I assume the 'yuck' refers to temporary/filesort. Since the ORDER clause contains columns from both tables MySQL can't use an index for ordering. `revisions` has an index on rev_page,rev_id so doing both WHERE and ORDER on rev_* fields gives: explain SELECT * FROM `revision` JOIN `page` ON rev_page=page_id WHERE rev_page >= 1157 and rev_page < 1158 ORDER BY rev_page, rev_id\G *************************** 1. row *************************** id: 1 select_type: SIMPLE table: revision type: range possible_keys: PRIMARY,page_timestamp key: PRIMARY key_len: 4 ref: NULL rows: 1 Extra: Using where *************************** 2. row *************************** id: 1 select_type: SIMPLE table: page type: eq_ref possible_keys: PRIMARY key: PRIMARY key_len: 4 ref: enwiki.revision.rev_page rows: 1 Extra: Will the page_id range always be so small?
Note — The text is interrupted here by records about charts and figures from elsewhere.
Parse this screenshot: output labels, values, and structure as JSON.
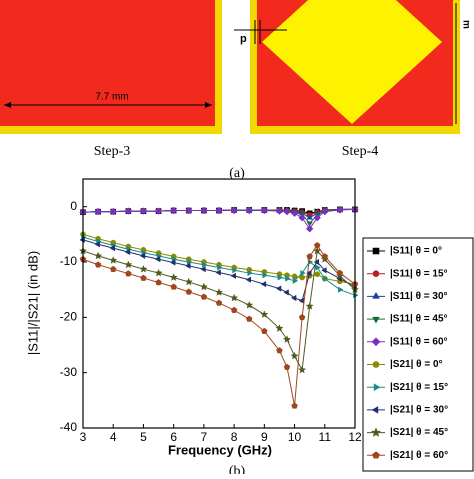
{
  "figure": {
    "dimension": "7.7 mm",
    "p_label": "p",
    "m_label": "m",
    "step3": "Step-3",
    "step4": "Step-4",
    "caption_a": "(a)",
    "caption_b": "(b)"
  },
  "chart_data": {
    "type": "line",
    "xlabel": "Frequency (GHz)",
    "ylabel": "|S11|/|S21| (in dB)",
    "x": [
      3,
      3.5,
      4,
      4.5,
      5,
      5.5,
      6,
      6.5,
      7,
      7.5,
      8,
      8.5,
      9,
      9.5,
      9.75,
      10,
      10.25,
      10.5,
      10.75,
      11,
      11.5,
      12
    ],
    "xlim": [
      3,
      12
    ],
    "xticks": [
      3,
      4,
      5,
      6,
      7,
      8,
      9,
      10,
      11,
      12
    ],
    "ylim": [
      -40,
      5
    ],
    "yticks": [
      0,
      -10,
      -20,
      -30,
      -40
    ],
    "legend": "right",
    "series": [
      {
        "name": "|S11|  θ = 0°",
        "color": "#000000",
        "marker": "square",
        "values": [
          -1,
          -0.9,
          -0.9,
          -0.8,
          -0.8,
          -0.8,
          -0.7,
          -0.7,
          -0.7,
          -0.7,
          -0.6,
          -0.6,
          -0.6,
          -0.6,
          -0.6,
          -0.7,
          -0.8,
          -1.2,
          -0.9,
          -0.6,
          -0.5,
          -0.5
        ]
      },
      {
        "name": "|S11|  θ = 15°",
        "color": "#b22222",
        "marker": "circle",
        "values": [
          -1,
          -0.9,
          -0.9,
          -0.8,
          -0.8,
          -0.8,
          -0.7,
          -0.7,
          -0.7,
          -0.7,
          -0.6,
          -0.6,
          -0.6,
          -0.6,
          -0.7,
          -0.8,
          -1,
          -1.5,
          -1,
          -0.6,
          -0.5,
          -0.5
        ]
      },
      {
        "name": "|S11|  θ = 30°",
        "color": "#1f3f9f",
        "marker": "triangle-up",
        "values": [
          -1,
          -0.9,
          -0.9,
          -0.8,
          -0.8,
          -0.8,
          -0.7,
          -0.7,
          -0.7,
          -0.7,
          -0.6,
          -0.6,
          -0.6,
          -0.7,
          -0.8,
          -0.9,
          -1.2,
          -2,
          -1.2,
          -0.7,
          -0.5,
          -0.5
        ]
      },
      {
        "name": "|S11|  θ = 45°",
        "color": "#1a6b3a",
        "marker": "triangle-down",
        "values": [
          -1,
          -0.9,
          -0.9,
          -0.8,
          -0.8,
          -0.8,
          -0.7,
          -0.7,
          -0.7,
          -0.7,
          -0.6,
          -0.6,
          -0.7,
          -0.7,
          -0.8,
          -1,
          -1.5,
          -3,
          -1.5,
          -0.8,
          -0.5,
          -0.5
        ]
      },
      {
        "name": "|S11|  θ = 60°",
        "color": "#7b2fbf",
        "marker": "diamond",
        "values": [
          -1,
          -0.9,
          -0.9,
          -0.8,
          -0.8,
          -0.8,
          -0.7,
          -0.7,
          -0.7,
          -0.7,
          -0.7,
          -0.7,
          -0.7,
          -0.8,
          -0.9,
          -1.2,
          -2,
          -4,
          -2,
          -0.9,
          -0.6,
          -0.5
        ]
      },
      {
        "name": "|S21|  θ = 0°",
        "color": "#8b8b00",
        "marker": "circle",
        "values": [
          -5,
          -5.8,
          -6.5,
          -7.2,
          -7.8,
          -8.4,
          -9,
          -9.5,
          -10,
          -10.5,
          -11,
          -11.4,
          -11.8,
          -12.2,
          -12.4,
          -12.6,
          -12.8,
          -12.5,
          -12.2,
          -13,
          -13.5,
          -14
        ]
      },
      {
        "name": "|S21|  θ = 15°",
        "color": "#1a8a8a",
        "marker": "triangle-right",
        "values": [
          -5.5,
          -6.3,
          -7,
          -7.7,
          -8.3,
          -8.9,
          -9.5,
          -10,
          -10.5,
          -11,
          -11.5,
          -12,
          -12.4,
          -12.8,
          -13,
          -13.4,
          -12,
          -10,
          -11,
          -13,
          -15,
          -16
        ]
      },
      {
        "name": "|S21|  θ = 30°",
        "color": "#1f2f6f",
        "marker": "triangle-left",
        "values": [
          -6,
          -6.8,
          -7.5,
          -8.2,
          -8.9,
          -9.5,
          -10.1,
          -10.7,
          -11.3,
          -11.9,
          -12.5,
          -13.2,
          -14,
          -14.8,
          -15.5,
          -16.5,
          -17,
          -12,
          -10,
          -11.5,
          -13,
          -14.5
        ]
      },
      {
        "name": "|S21|  θ = 45°",
        "color": "#4f5a1f",
        "marker": "star",
        "values": [
          -8,
          -8.9,
          -9.7,
          -10.5,
          -11.3,
          -12,
          -12.8,
          -13.6,
          -14.5,
          -15.5,
          -16.5,
          -17.8,
          -19.5,
          -22,
          -24,
          -27,
          -29.5,
          -18,
          -8,
          -9.5,
          -12.5,
          -15
        ]
      },
      {
        "name": "|S21|  θ = 60°",
        "color": "#a0461e",
        "marker": "pentagon",
        "values": [
          -9.5,
          -10.5,
          -11.3,
          -12.1,
          -12.9,
          -13.7,
          -14.5,
          -15.4,
          -16.3,
          -17.4,
          -18.7,
          -20.3,
          -22.5,
          -26,
          -29,
          -36,
          -20,
          -9,
          -7,
          -9,
          -12,
          -14
        ]
      }
    ]
  }
}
Using a larger range causes the query optimizer to switch table join order and fall back on temporary/filesort again. We could force it with STRAIGHT_JOIN but at the risk of hitting far more rows...
It's possible to request a dump by arbitrary page range (and in fact that feature is used), so no, we can't guarantee that the range will be small, unfortunately. We really only need this for the stub dumps; maybe I can tailor the queries in that special case (yuck but less yuck than temporary/filesort).